Pictured: A woman who is clearly all about minimizing suffering.

4

 This is the worst possible move the Republican party could be making right now. There is very little they could do that would be worse. Just as the media begins to turn on Biden because he ended a war, just as it’s becoming clear that the “settled science” wasn’t so settled after all and now we have the first vaccine in history that only lasts a few months, you could imagine that some people who are left of center might be beginning to drift away. Might be becoming somewhat disillusioned. Maybe they’re beginning to think that maybe it isn’t about right and left, but about power, money, influence. Maybe they value freedom and see over a year of lockdownism as overreach. Maybe they’d start finding things in common with freedom-promoting people on the right.

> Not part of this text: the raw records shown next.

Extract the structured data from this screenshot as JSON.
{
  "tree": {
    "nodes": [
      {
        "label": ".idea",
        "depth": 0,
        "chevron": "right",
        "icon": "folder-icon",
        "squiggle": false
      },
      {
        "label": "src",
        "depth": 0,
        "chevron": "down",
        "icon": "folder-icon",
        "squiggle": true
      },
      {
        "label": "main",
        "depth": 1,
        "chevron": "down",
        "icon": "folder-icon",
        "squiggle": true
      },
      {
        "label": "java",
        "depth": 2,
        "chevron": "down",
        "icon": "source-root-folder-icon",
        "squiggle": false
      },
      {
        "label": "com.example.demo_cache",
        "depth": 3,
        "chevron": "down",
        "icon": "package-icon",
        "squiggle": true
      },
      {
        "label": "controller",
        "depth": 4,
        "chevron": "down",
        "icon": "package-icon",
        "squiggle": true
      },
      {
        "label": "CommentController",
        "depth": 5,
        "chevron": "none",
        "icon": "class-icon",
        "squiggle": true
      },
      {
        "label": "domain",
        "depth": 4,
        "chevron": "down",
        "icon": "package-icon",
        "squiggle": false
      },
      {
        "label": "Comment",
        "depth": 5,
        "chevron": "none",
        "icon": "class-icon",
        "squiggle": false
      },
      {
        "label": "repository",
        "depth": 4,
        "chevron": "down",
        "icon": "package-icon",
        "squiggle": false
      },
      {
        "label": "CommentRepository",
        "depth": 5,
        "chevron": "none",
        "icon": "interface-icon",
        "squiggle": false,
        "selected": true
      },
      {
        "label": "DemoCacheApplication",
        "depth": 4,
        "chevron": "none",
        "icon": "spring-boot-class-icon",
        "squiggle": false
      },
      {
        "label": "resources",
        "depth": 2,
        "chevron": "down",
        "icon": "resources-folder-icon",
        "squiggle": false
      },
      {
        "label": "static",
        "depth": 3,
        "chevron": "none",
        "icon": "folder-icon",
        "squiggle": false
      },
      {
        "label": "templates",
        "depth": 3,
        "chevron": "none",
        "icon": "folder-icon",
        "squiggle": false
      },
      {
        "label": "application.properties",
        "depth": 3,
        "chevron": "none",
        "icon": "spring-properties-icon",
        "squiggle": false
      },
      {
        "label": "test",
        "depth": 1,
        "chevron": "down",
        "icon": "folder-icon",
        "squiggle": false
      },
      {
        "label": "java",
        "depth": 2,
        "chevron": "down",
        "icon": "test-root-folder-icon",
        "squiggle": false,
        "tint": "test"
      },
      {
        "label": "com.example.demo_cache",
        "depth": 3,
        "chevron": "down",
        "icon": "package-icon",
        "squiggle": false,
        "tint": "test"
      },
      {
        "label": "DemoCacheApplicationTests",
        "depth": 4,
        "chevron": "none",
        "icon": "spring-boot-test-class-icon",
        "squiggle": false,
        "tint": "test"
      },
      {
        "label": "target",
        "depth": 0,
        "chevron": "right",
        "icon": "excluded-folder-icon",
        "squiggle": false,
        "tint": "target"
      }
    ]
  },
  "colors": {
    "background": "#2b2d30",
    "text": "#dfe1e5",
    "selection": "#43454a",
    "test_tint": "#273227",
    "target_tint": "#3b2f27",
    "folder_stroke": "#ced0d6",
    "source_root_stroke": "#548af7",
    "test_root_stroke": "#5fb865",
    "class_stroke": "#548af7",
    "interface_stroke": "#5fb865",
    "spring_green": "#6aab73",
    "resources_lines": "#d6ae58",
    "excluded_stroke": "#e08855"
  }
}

And then Texas does this. Suddenly everyone who moved there from California is probably wondering whether that was the right decision. Suddenly the political right’s appeals to freedom, bodily autonomy and personal choice in medical issues seem hollow. Suddenly any chance of coming together to resist tyranny is going back to the back burner. Yes, I get it. You’re fighting for the rights of the voiceless. The people across from you just don’t see it that way.

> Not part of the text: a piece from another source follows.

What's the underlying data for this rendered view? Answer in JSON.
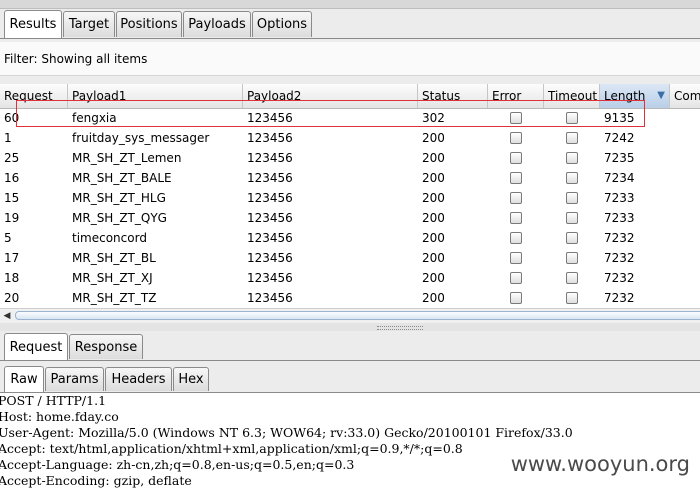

This represents the choice I believe faces a lot of freedom loving Americans who also happen to be pro-life. They should meet some pro-choice women. Talk with them. See how they feel. It’s quite remarkable really. There’s an almost primal fear bound up in this issue. I’m barely being hyperbolic when I say that if there were two candidates, one who was opposite them in virtually every issue but pro-choice, and another who was with them on every issue but pro-life, I’m not certain which they’d pick. When faced with just how much of the US population places this issue above all others, shouldn’t Americans concerned with freedom above all else be willing to shelve this issue for now to try to build a base of opposition to a common enemy?

This last year has seen governments around the USA decide that the first amendment is simply littered with asterisks, all of which lead to the footnote: “Unless we deem there to be a hazard to public safety”. We have a significant portion of our teachers and academics who think “real” communism has never been tried and we should be trying it again. We have massive inroads of media, art and thought that all end up in the same cul-de-sac of “America is at its core, an evil, ugly thing, and not worth saving”. And we have powerful, intelligent enemies who, if they aren’t the source of these cancers, are certainly delighted by them.

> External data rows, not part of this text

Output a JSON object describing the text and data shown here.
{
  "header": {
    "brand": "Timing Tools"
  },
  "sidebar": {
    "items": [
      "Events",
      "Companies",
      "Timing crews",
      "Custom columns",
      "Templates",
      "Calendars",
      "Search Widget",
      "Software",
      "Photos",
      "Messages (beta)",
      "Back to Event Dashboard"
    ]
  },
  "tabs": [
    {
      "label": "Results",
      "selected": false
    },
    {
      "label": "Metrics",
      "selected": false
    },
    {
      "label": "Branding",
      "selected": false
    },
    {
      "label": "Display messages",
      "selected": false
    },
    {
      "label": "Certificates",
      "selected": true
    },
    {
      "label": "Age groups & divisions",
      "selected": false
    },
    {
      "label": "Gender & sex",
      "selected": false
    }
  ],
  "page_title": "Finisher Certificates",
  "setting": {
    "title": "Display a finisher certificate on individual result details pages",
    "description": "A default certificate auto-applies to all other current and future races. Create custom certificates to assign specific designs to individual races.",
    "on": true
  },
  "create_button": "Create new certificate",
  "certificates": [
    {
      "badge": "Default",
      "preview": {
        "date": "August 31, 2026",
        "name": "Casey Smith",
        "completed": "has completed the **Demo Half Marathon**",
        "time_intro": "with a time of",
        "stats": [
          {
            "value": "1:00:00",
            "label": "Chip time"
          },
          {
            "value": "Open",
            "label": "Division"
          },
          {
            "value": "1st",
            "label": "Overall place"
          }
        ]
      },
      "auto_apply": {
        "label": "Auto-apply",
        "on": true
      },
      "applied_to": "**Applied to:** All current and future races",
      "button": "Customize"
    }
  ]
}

We need a coalition of Americans who love this country, who believe our rights are inalienable, who believe that useless politicians who do nothing for decades should be flushed out of office like the garbage they are, who believe that our children should be raised to love this country, who understand that the hammer and sickle should be met with the same revulsion as the National Socialist swastika, who believe that social theories written by academic illiterates and existent only because of refusal to question them should be treated with a level of respect equal to the academic rigor used in creating them, we need this coalition and we needed it yesterday.

If you remove gun control (the right’s mirror image of the abortion issue) and abortion from the picture and observe the sheer volume of Americans who aside from those two issues, would likely agree on the important points of freedom, constitutional rights and America being great, I’d wager it’d be an overwhelming, unchallengeable majority. But if we cannot find it in ourselves to call a truce on the few issues that keep us apart when we could be agreeing on so much, I fear such a coalition will never materialize, and both the right and the left will lose the freedoms they each hold dear.

But then again, that’s just my pragmatism talking.